I think the idea is to carry a lifetime supply of nuclear fuel. Nuclear rockets aren't necessarily super particular about what propellant they use in conjunction with that fuel, so you can probably easily either directly scoop or otherwise easily refine/distill usable propellants anywhere you can find gas or something that is liquefiable.
It sounds like you’re referring to nuclear pulse propulsion, a proposed method of reaching Mars from the Earth’s surface in 2 weeks.[1]
I’m not sure what’s “horrible” about it. Research was halted because of the Test Ban Treaty, but if a safe way could be found to get the nuclear material into orbit, why not try it?
2 weeks is far better than 45 days which is what Nasa estimates nuclear thermal propulsion would achieve.
Zero gravity and space radiation are deadly to humans, and the more exposure we can cut, the better.
In the 60s we were much too cavalier about nuclear pollution. Barfing out nuclear isotopes everywhere is just not feasible. The whole spacecraft would get polluted with it.
The same attitude also gave us the Russian RORSATs, many nuclear reactor cores are still in a parking orbit and will come down at some point in the future.
I don't think the launch issue is the main problem: after all the nuclear thermal system also requires nuclear materials in orbit.
Apparently a nuclear drive could half the transit time to Mars for astronauts, which has the additional benefit of less hard radiation exposure (assuming the nuclear reactor doesn't have any issues in transit).
There were projects to develop nuclear thermal designs at the Nevada Test Site (Area 25, 'Jackass Flats') run by Los Alamos, 1955-1973. They had three designs (Kiwi, Phoebee, Pewee), all using highly-enriched uranium (bomb grade, as with nuclear engine reactors). I think these have longer lifetimes and are more efficient, but the new NASA report makes a point of using low-enriched designs this time around.

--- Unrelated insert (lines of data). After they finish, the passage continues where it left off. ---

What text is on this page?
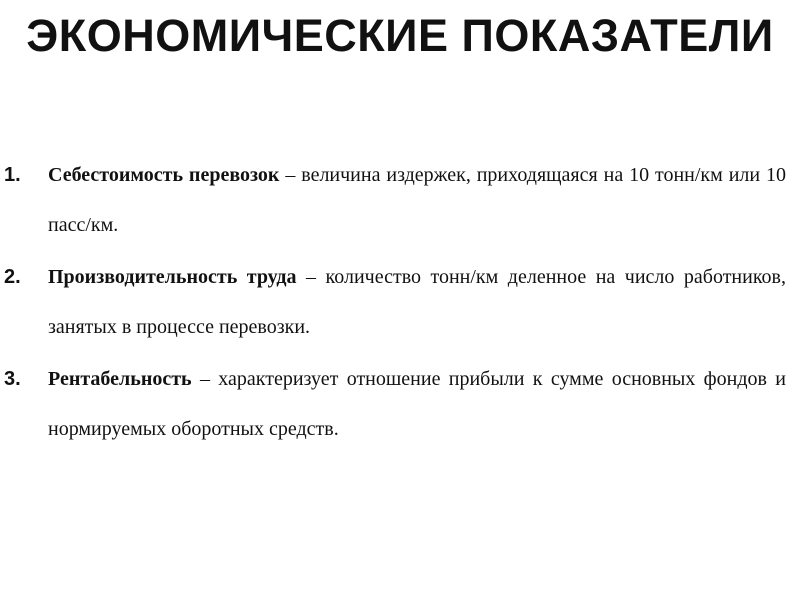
ЭКОНОМИЧЕСКИЕ ПОКАЗАТЕЛИ
1. Себестоимость перевозок – величина издержек, приходящаяся на 10 тонн/км или 10 пасс/км.
2. Производительность труда – количество тонн/км деленное на число работников, занятых в процессе перевозки.
3. Рентабельность – характеризует отношение прибыли к сумме основных фондов и нормируемых оборотных средств.
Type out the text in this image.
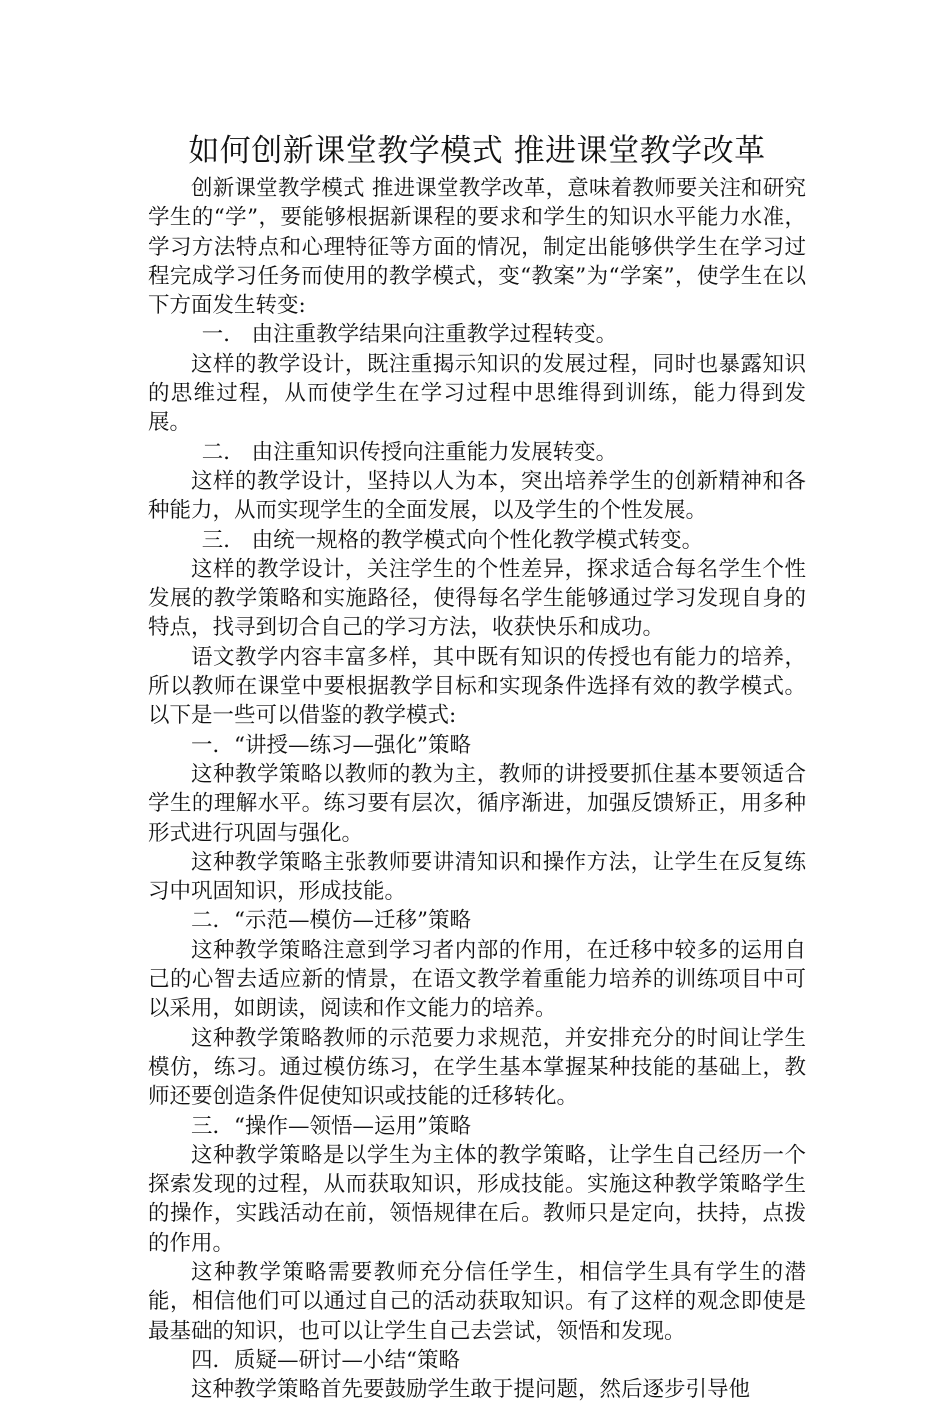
如何创新课堂教学模式 推进课堂教学改革

创新课堂教学模式 推进课堂教学改革，意味着教师要关注和研究学生的“学”，要能够根据新课程的要求和学生的知识水平能力水准，学习方法特点和心理特征等方面的情况，制定出能够供学生在学习过程完成学习任务而使用的教学模式，变“教案”为“学案”，使学生在以下方面发生转变:

一． 由注重教学结果向注重教学过程转变。

这样的教学设计，既注重揭示知识的发展过程，同时也暴露知识的思维过程，从而使学生在学习过程中思维得到训练，能力得到发展。

二． 由注重知识传授向注重能力发展转变。

这样的教学设计，坚持以人为本，突出培养学生的创新精神和各种能力，从而实现学生的全面发展，以及学生的个性发展。

三． 由统一规格的教学模式向个性化教学模式转变。

这样的教学设计，关注学生的个性差异，探求适合每名学生个性发展的教学策略和实施路径，使得每名学生能够通过学习发现自身的特点，找寻到切合自己的学习方法，收获快乐和成功。

语文教学内容丰富多样，其中既有知识的传授也有能力的培养，所以教师在课堂中要根据教学目标和实现条件选择有效的教学模式。以下是一些可以借鉴的教学模式:

一．“讲授—练习—强化”策略

这种教学策略以教师的教为主，教师的讲授要抓住基本要领适合学生的理解水平。练习要有层次，循序渐进，加强反馈矫正，用多种形式进行巩固与强化。

这种教学策略主张教师要讲清知识和操作方法，让学生在反复练习中巩固知识，形成技能。

二．“示范—模仿—迁移”策略

这种教学策略注意到学习者内部的作用，在迁移中较多的运用自己的心智去适应新的情景，在语文教学着重能力培养的训练项目中可以采用，如朗读，阅读和作文能力的培养。

这种教学策略教师的示范要力求规范，并安排充分的时间让学生模仿，练习。通过模仿练习，在学生基本掌握某种技能的基础上，教师还要创造条件促使知识或技能的迁移转化。

三．“操作—领悟—运用”策略

这种教学策略是以学生为主体的教学策略，让学生自己经历一个探索发现的过程，从而获取知识，形成技能。实施这种教学策略学生的操作，实践活动在前，领悟规律在后。教师只是定向，扶持，点拨的作用。

这种教学策略需要教师充分信任学生，相信学生具有学生的潜能，相信他们可以通过自己的活动获取知识。有了这样的观念即使是最基础的知识，也可以让学生自己去尝试，领悟和发现。

四．质疑—研讨—小结“策略

这种教学策略首先要鼓励学生敢于提问题，然后逐步引导他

I can't imagine it would be plausible to launch something like that without first testing it at a DOE/NNSA facility of some kind however, which might be a little problematic, as blowing up a nuclear reactor during a rocket test would be bad optics.

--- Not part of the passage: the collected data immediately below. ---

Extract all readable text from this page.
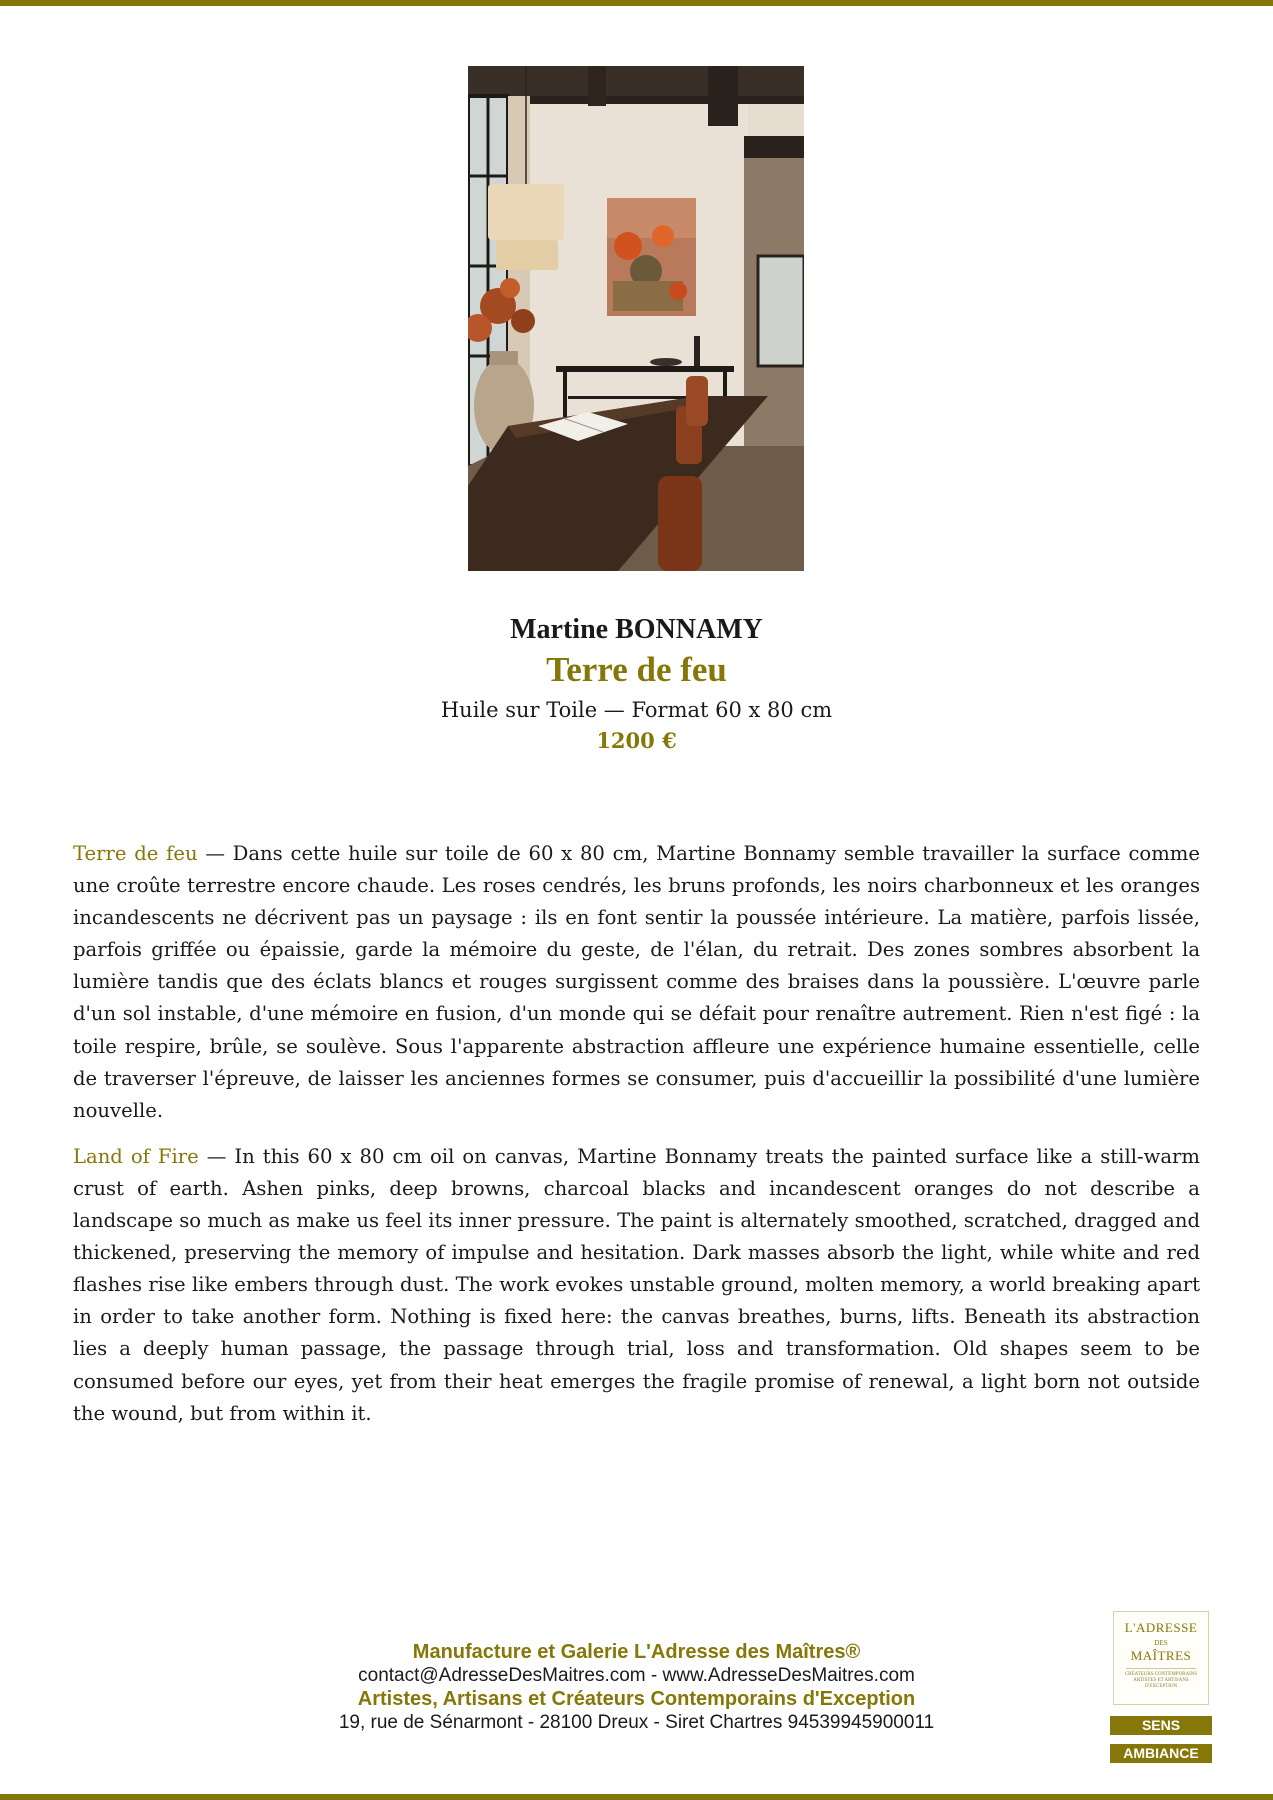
Martine BONNAMY
Terre de feu
Huile sur Toile — Format 60 x 80 cm
1200 €

Terre de feu — Dans cette huile sur toile de 60 x 80 cm, Martine Bonnamy semble travailler la surface comme une croûte terrestre encore chaude. Les roses cendrés, les bruns profonds, les noirs charbonneux et les oranges incandescents ne décrivent pas un paysage : ils en font sentir la poussée intérieure. La matière, parfois lissée, parfois griffée ou épaissie, garde la mémoire du geste, de l'élan, du retrait. Des zones sombres absorbent la lumière tandis que des éclats blancs et rouges surgissent comme des braises dans la poussière. L'œuvre parle d'un sol instable, d'une mémoire en fusion, d'un monde qui se défait pour renaître autrement. Rien n'est figé : la toile respire, brûle, se soulève. Sous l'apparente abstraction affleure une expérience humaine essentielle, celle de traverser l'épreuve, de laisser les anciennes formes se consumer, puis d'accueillir la possibilité d'une lumière nouvelle.

Land of Fire — In this 60 x 80 cm oil on canvas, Martine Bonnamy treats the painted surface like a still-warm crust of earth. Ashen pinks, deep browns, charcoal blacks and incandescent oranges do not describe a landscape so much as make us feel its inner pressure. The paint is alternately smoothed, scratched, dragged and thickened, preserving the memory of impulse and hesitation. Dark masses absorb the light, while white and red flashes rise like embers through dust. The work evokes unstable ground, molten memory, a world breaking apart in order to take another form. Nothing is fixed here: the canvas breathes, burns, lifts. Beneath its abstraction lies a deeply human passage, the passage through trial, loss and transformation. Old shapes seem to be consumed before our eyes, yet from their heat emerges the fragile promise of renewal, a light born not outside the wound, but from within it.

Manufacture et Galerie L'Adresse des Maîtres®
contact@AdresseDesMaitres.com - www.AdresseDesMaitres.com
Artistes, Artisans et Créateurs Contemporains d'Exception
19, rue de Sénarmont - 28100 Dreux - Siret Chartres 94539945900011
L'ADRESSE
DES
MAÎTRES
CRÉATEURS CONTEMPORAINS ARTISTES ET ARTISANS D'EXCEPTION
SENS
AMBIANCE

Given the increased speeds, how does arrival at the destination work? I assume the rocket is rotated 180° and fired. Is the plume the rocket flies through radioactive?

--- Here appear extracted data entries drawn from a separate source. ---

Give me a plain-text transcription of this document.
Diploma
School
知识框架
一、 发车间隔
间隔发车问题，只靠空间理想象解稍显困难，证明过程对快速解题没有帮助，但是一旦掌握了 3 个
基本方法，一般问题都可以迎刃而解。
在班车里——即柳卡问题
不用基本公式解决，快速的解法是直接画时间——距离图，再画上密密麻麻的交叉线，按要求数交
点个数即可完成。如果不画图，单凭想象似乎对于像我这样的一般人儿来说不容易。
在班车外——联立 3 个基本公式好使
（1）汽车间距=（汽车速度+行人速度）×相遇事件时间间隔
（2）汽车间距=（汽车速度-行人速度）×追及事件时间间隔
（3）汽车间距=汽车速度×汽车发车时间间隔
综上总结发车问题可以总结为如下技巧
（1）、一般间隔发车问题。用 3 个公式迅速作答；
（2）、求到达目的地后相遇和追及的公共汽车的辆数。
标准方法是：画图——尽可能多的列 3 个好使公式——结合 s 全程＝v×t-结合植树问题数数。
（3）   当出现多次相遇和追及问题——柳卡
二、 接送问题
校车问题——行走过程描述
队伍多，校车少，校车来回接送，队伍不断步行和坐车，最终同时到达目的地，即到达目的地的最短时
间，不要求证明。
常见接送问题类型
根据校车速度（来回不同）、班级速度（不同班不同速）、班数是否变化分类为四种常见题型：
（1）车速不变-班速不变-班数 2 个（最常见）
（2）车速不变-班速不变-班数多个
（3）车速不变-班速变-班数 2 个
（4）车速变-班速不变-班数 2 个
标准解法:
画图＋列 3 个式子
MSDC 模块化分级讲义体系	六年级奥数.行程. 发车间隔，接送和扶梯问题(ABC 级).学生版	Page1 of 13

There are some other options like aerobraking in the thin Martian atmosphere, and the gravity of Mars helps capture the vehicle at the other end, so not that much braking thrust is needed, and it's going to be fired at some complex angle:
These types of rockets ideally shouldn't produce much radiation, as the working fluid (propellant) is just heated up by passage through the reactor, although I don't know if there's a primary coolant loop and a heat exchange or if it's just basically the primary coolant being blown out to space, in which case maybe there'd be some 3H-tritium formed? Probably not much of a concern, though it might be for a Earth-based test firing.
I think nuclear propulsion is there only way forward for interplanetary colonisation because we've long reached the limits of chemical. And ion is too slow.